Content on Demand MegaShift
Harmonic (HLIT) announced a marketing agreement with Fujitsu to sell some Fujitsu encoding technology, and Wall Street immediately remembered the bad old days when HLIT sold third party advertising insertion equipment to the cable operators at the typical lower gross profit margins one gets for selling someone else’s equipment. There were a couple of quarters during that time where Harmonic’s revenue growth was OK but earnings faltered due to a product mix weighted towards the third party equipment. Besides, what the heck is the encoding technology leader doing selling someone else’s encoding technology?
The answer is pretty simple. Encoders use a “look ahead” technology to see what video is coming up, allowing them to keep up with the speed requirements for high definition encoding. It introduces a two to four second delay in the program broadcast, called latency. That works well for prerecorded programs, movies, commercials and such. Harmonic is the king of high definition encoding.
However, live events are a different story — there is no way to look ahead to see what is coming. If you want to have some fun during the next football season, watch the game on a HD set with your friends, but also listen to a radio broadcast through an earbud.
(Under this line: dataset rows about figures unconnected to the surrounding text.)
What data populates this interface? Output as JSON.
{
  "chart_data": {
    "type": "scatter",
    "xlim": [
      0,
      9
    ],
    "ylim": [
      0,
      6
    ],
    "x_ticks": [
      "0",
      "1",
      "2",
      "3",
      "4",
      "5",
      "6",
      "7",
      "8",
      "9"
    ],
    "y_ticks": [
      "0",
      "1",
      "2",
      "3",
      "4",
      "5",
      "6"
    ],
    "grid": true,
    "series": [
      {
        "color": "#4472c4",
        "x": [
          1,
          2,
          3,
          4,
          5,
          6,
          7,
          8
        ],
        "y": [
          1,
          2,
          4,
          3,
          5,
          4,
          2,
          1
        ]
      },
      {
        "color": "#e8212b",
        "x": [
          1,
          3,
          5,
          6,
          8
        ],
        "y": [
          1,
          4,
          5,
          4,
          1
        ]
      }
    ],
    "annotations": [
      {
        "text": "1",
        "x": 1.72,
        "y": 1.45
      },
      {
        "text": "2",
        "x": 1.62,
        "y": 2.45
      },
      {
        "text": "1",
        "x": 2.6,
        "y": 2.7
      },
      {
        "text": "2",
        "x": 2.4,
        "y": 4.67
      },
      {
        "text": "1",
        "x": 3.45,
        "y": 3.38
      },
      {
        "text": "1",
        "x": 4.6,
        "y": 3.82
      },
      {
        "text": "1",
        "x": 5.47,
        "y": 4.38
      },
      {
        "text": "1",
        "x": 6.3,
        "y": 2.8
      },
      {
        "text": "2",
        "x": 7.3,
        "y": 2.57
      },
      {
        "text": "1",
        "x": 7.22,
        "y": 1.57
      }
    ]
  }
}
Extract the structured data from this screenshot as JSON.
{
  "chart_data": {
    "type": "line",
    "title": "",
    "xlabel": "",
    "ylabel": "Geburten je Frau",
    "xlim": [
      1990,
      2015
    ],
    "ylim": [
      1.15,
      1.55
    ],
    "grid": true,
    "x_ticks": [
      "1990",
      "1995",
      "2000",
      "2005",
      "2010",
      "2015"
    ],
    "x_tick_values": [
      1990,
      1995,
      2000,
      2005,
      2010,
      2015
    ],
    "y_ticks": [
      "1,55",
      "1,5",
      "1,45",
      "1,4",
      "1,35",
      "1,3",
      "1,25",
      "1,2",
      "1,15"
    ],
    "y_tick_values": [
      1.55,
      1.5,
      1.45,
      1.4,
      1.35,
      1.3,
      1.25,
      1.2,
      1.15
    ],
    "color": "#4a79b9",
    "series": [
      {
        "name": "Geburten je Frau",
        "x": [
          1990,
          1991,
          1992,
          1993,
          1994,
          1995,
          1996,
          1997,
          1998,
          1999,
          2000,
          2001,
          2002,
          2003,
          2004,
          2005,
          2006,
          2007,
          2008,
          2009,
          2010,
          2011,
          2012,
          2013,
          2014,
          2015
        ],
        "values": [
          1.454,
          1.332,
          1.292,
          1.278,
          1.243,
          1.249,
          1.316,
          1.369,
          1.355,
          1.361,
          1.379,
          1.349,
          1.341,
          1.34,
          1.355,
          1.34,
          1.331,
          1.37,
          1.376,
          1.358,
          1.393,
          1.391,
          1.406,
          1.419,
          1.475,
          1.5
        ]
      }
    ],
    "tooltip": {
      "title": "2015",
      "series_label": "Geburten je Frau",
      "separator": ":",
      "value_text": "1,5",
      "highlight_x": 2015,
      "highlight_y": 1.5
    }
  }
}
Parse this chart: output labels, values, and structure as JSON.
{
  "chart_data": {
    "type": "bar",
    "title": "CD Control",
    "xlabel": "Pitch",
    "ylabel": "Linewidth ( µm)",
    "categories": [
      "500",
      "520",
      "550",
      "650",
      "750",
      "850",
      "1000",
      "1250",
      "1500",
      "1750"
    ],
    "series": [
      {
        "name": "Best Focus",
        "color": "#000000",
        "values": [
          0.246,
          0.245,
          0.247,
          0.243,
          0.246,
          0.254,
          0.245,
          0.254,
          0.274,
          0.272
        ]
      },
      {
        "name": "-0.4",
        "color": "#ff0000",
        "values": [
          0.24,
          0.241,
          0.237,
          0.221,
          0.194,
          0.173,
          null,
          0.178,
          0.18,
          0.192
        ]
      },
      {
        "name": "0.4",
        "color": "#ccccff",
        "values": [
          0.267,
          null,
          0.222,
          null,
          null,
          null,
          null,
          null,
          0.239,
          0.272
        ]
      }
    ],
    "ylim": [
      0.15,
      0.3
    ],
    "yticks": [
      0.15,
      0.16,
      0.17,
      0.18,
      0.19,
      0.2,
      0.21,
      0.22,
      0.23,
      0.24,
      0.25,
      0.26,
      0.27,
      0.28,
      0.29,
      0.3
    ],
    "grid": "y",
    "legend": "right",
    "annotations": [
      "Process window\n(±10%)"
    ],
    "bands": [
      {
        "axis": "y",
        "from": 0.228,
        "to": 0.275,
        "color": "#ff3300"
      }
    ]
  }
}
You’ll be able to call catches, interceptions, touchdowns, field goals and tackles with amazing 100% accuracy.
Encoding is even tougher in mobile video situations, such as when your local TV news decides to cover a live fire, because the reporter has to interact with the anchor in the studio. The two to four second latency makes it very awkward to carry on a conversation. Fujitsu has developed technology for this live interactive broadcast mobile video niche that is optimized for low latency instead of high compression. I’m sure HLIT could develop the same box if they wanted to spend the R&D and management time on such a small niche, but they decided to buy rather than make this box. It will never be a big enough part of their revenues to affect their gross margins, so Wall Street’s worries are unfounded — as is so often the case with Harmonic. HLIT remains a Top Buy up to $12 for my $18 target.
New Energy Technology MegaShift
Gasco Energy (GSX) will benefit from a rip-roarin’ bull market in natural gas futures. High temperatures in many parts of the U.S. this week raised demand from utilities that use natural gas to generate electricity for home cooling. July natural gas futures are up to $12 per 1,000 cubic feet, from $6 earlier this year and $4 at the low in the middle of 2007. Futures for next winter also are around $12, and at these prices GSX makes a ton of money. Buy GSX while it is under $4.50 for my $9 target.